Two Ukrainians from Berehove, whom I will call Janos and András, posited the possibility of a partition of Ukraine into a western half centered on Lviv (which they call Lemberg) and an eastern part ruled by a pro-Russian puppet. They didn’t want it to happen, and didn’t think it would while President Zelensky still breathes, but it’s being discussed, at least in Subcarpathia.

I wonder whether Zelensky’s deliberate and sublimely moving paraphrasing of Winston Churchill in his speech to Britain’s Parliament might douse the ardor of those revisionists who argue that Churchill has no relevance in the modern world, and that he should not be used to illustrate present-day political points. There have been three books that have put forward this ludicrous theory recently, and another is on its way. Fortunately, the most popular and bravest statesman in the world today doesn’t seem to have taken much notice.

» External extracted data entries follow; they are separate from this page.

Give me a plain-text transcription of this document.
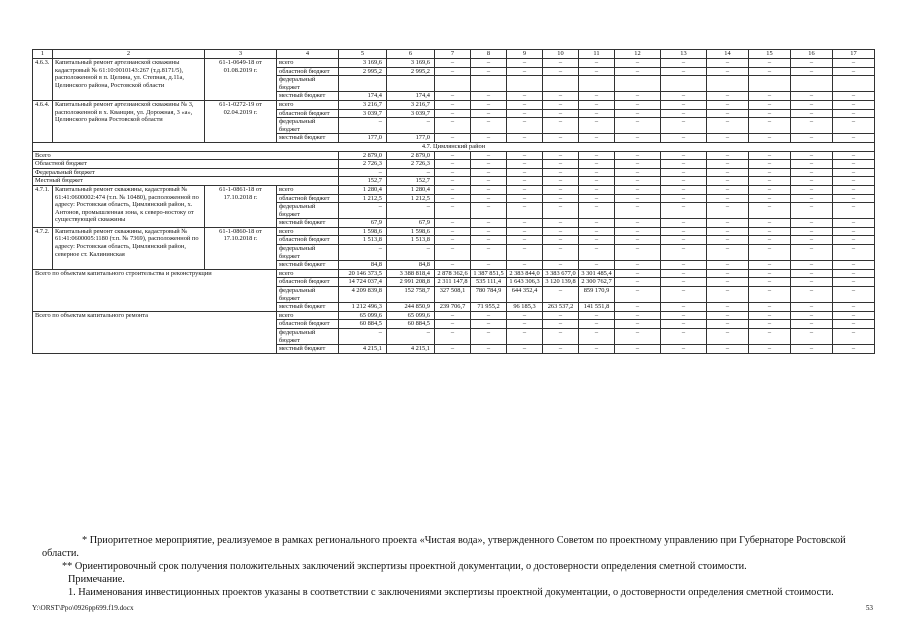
1	2	3	4	5	6	7	8	9	10	11	12	13	14	15	16	17
4.6.3.	Капитальный ремонт артезианской скважины кадастровый № 61:10:0010143:267 (т.д.8171/5), расположенной в п. Целина, ул. Степная, д.11а, Целинского района, Ростовской области	61-1-0649-18 от 01.08.2019 г.	всего	3 169,6	3 169,6	–	–	–	–	–	–	–	–	–	–	–
			областной бюджет	2 995,2	2 995,2	–	–	–	–	–	–	–	–	–	–	–
			федеральный бюджет													
			местный бюджет	174,4	174,4	–	–	–	–	–	–	–	–	–	–	–
4.6.4.	Капитальный ремонт артезианской скважины № 3, расположенной в х. Кванцин, ул. Дорожная, 3 «а», Целинского района Ростовской области	61-1-0272-19 от 02.04.2019 г.	всего	3 216,7	3 216,7	–	–	–	–	–	–	–	–	–	–	–
			областной бюджет	3 039,7	3 039,7	–	–	–	–	–	–	–	–	–	–	–
			федеральный бюджет	–	–	–	–	–	–	–	–	–	–	–	–	–
			местный бюджет	177,0	177,0	–	–	–	–	–	–	–	–	–	–	–
4.7. Цимлянский район																
Всего				2 879,0	2 879,0	–	–	–	–	–	–	–	–	–	–	–
Областной бюджет				2 726,3	2 726,3	–	–	–	–	–	–	–	–	–	–	–
Федеральный бюджет				–	–	–	–	–	–	–	–	–	–	–	–	–
Местный бюджет				152,7	152,7	–	–	–	–	–	–	–	–	–	–	–
4.7.1.	Капитальный ремонт скважины, кадастровый № 61:41:0600002:474 (т.п. № 10480), расположенной по адресу: Ростовская область, Цимлянский район, х. Антонов, промышленная зона, к северо-востоку от существующей скважины	61-1-0861-18 от 17.10.2018 г.	всего	1 280,4	1 280,4	–	–	–	–	–	–	–	–	–	–	–
			областной бюджет	1 212,5	1 212,5	–	–	–	–	–	–	–	–	–	–	–
			федеральный бюджет	–	–	–	–	–	–	–	–	–	–	–	–	–
			местный бюджет	67,9	67,9	–	–	–	–	–	–	–	–	–	–	–
4.7.2.	Капитальный ремонт скважины, кадастровый № 61:41:0600005:1180 (т.п. № 7369), расположенной по адресу: Ростовская область, Цимлянский район, северное ст. Калининская	61-1-0860-18 от 17.10.2018 г.	всего	1 598,6	1 598,6	–	–	–	–	–	–	–	–	–	–	–
			областной бюджет	1 513,8	1 513,8	–	–	–	–	–	–	–	–	–	–	–
			федеральный бюджет	–	–	–	–	–	–	–	–	–	–	–	–	–
			местный бюджет	84,8	84,8	–	–	–	–	–	–	–	–	–	–	–
Всего по объектам капитального строительства и реконструкции			всего	20 146 373,5	3 388 818,4	2 878 362,6	1 387 851,5	2 383 844,0	3 383 677,0	3 301 485,4	–	–	–	–	–	–
			областной бюджет	14 724 037,4	2 991 208,8	2 311 147,8	535 111,4	1 643 306,3	3 120 139,8	2 300 762,7	–	–	–	–	–	–
			федеральный бюджет	4 209 839,8	152 758,7	327 508,1	780 784,9	644 352,4	–	859 170,9	–	–	–	–	–	–
			местный бюджет	1 212 496,3	244 850,9	239 706,7	71 955,2	96 185,3	263 537,2	141 551,8	–	–	–	–	–	–
Всего по объектам капитального ремонта			всего	65 099,6	65 099,6	–	–	–	–	–	–	–	–	–	–	–
			областной бюджет	60 884,5	60 884,5	–	–	–	–	–	–	–	–	–	–	–
			федеральный бюджет	–	–	–	–	–	–	–	–	–	–	–	–	–
			местный бюджет	4 215,1	4 215,1	–	–	–	–	–	–	–	–	–	–	–
* Приоритетное мероприятие, реализуемое в рамках регионального проекта «Чистая вода», утвержденного Советом по проектному управлению при Губернаторе Ростовской области.
** Ориентировочный срок получения положительных заключений экспертизы проектной документации, о достоверности определения сметной стоимости.
Примечание.
1. Наименования инвестиционных проектов указаны в соответствии с заключениями экспертизы проектной документации, о достоверности определения сметной стоимости.
Y:\ORST\Ppo\0926pp699.f19.docx	53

I usually use my Spectator diaries for appalling name-dropping that invites parody, but you’ll excuse me if on this occasion it’s impossible, when one has seen a Ukrainian orphanage where no fewer than fifty-eight children have arrived in the past two weeks, newly orphaned by Vladimir Putin. If ever there were a moment for someone to gain global renown that would last 500 years, it would be his assassin. Tyrannicide was hailed as a high virtue in the ancient world, and the lovers Harmodius and Aristogeiton were lauded for centuries after they killed the tyrant Hipparchus at the 514 BC Panathenaic Festival. Maybe one of those double-agents in the FSB who we read about might do the job. Imagine the irony if he used novichok.